1. Terapêutica oral e terapêutica parentérica

Comparada com a via oral, a via parentérica para administração de antibióticos apresenta algumas desvantagens, incluindo maior risco de efeitos adversos, maior custo do antibiótico, necessidade de equipamento médico adicional, mais tempo dispendido na sua administração e necessidade de profissionais de saúde com formação adequada.
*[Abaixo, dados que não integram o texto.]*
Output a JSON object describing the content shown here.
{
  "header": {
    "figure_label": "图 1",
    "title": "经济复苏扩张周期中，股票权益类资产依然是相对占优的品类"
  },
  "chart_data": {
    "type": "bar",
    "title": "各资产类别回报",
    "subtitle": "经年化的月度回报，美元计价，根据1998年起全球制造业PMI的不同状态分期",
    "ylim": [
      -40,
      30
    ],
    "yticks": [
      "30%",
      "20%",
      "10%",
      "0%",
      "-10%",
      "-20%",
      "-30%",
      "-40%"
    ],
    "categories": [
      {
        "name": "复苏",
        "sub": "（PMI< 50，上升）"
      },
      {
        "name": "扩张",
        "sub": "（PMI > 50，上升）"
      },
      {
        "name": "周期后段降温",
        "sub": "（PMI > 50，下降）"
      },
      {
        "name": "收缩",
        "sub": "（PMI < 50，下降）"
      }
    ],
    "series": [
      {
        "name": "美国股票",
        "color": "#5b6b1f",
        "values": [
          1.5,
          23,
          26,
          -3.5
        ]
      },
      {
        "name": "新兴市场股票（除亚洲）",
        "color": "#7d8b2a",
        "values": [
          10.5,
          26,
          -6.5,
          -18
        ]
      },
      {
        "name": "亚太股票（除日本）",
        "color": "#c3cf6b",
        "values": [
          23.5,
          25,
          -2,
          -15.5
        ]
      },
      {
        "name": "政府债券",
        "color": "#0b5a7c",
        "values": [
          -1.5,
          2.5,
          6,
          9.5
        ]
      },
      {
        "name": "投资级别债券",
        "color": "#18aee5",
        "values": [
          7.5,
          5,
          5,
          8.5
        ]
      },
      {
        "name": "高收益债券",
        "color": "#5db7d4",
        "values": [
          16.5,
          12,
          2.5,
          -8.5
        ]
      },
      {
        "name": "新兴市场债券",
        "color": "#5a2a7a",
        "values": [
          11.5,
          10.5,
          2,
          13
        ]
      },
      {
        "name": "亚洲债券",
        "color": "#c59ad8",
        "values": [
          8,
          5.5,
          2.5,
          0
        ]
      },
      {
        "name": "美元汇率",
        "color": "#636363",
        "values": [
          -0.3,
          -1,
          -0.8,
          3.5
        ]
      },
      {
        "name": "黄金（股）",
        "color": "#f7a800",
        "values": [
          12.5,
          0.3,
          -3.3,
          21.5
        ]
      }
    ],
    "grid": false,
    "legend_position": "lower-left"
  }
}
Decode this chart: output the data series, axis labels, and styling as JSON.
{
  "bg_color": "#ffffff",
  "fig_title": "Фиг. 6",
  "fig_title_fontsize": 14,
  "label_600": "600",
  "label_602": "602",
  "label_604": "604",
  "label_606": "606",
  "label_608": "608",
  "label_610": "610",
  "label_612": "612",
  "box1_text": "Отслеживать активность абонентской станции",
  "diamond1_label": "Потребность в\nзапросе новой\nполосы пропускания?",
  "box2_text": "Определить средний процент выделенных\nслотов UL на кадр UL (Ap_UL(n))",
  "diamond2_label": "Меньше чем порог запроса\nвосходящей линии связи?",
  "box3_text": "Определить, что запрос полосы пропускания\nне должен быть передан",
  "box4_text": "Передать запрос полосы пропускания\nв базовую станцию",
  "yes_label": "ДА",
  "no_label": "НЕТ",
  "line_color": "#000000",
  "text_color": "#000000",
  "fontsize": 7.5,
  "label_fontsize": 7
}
A via oral deve ser usada de preferência à via parentérica a menos que não seja tolerada ou não esteja disponível. Não deve ser utilizada se existirem problemas a nível da absorção gastrointestinal e se forem necessárias doses de antibiótico muito elevadas para tratar a infecção.

2. Terapêutica tópica

É importante restringir a terapêutica tópica a situações limitadas, como por exemplo o caso de infecções oculares ou cutâneas.

3. Terapêutica combinada

As associações terapêuticas devem ser evitadas, a menos que se pretenda alargar o espectro de acção do antibiótico, se queira prevenir o aparecimento de microrganismos resistentes (por exemplo na terapêutica para a tuberculose) e se pretendam efeitos sinérgicos dos vários medicamentos.

4. Duração da terapêutica

Para minimizar a resistência aos antibióticos é importante limitar a duração da terapêutica. No tratamento das infecções, a duração mínima da terapêutica foi estabelecida por testes clínicos. Na maioria das infecções por bactérias, a duração óptima da terapêutica é entre 7 a 10 dias.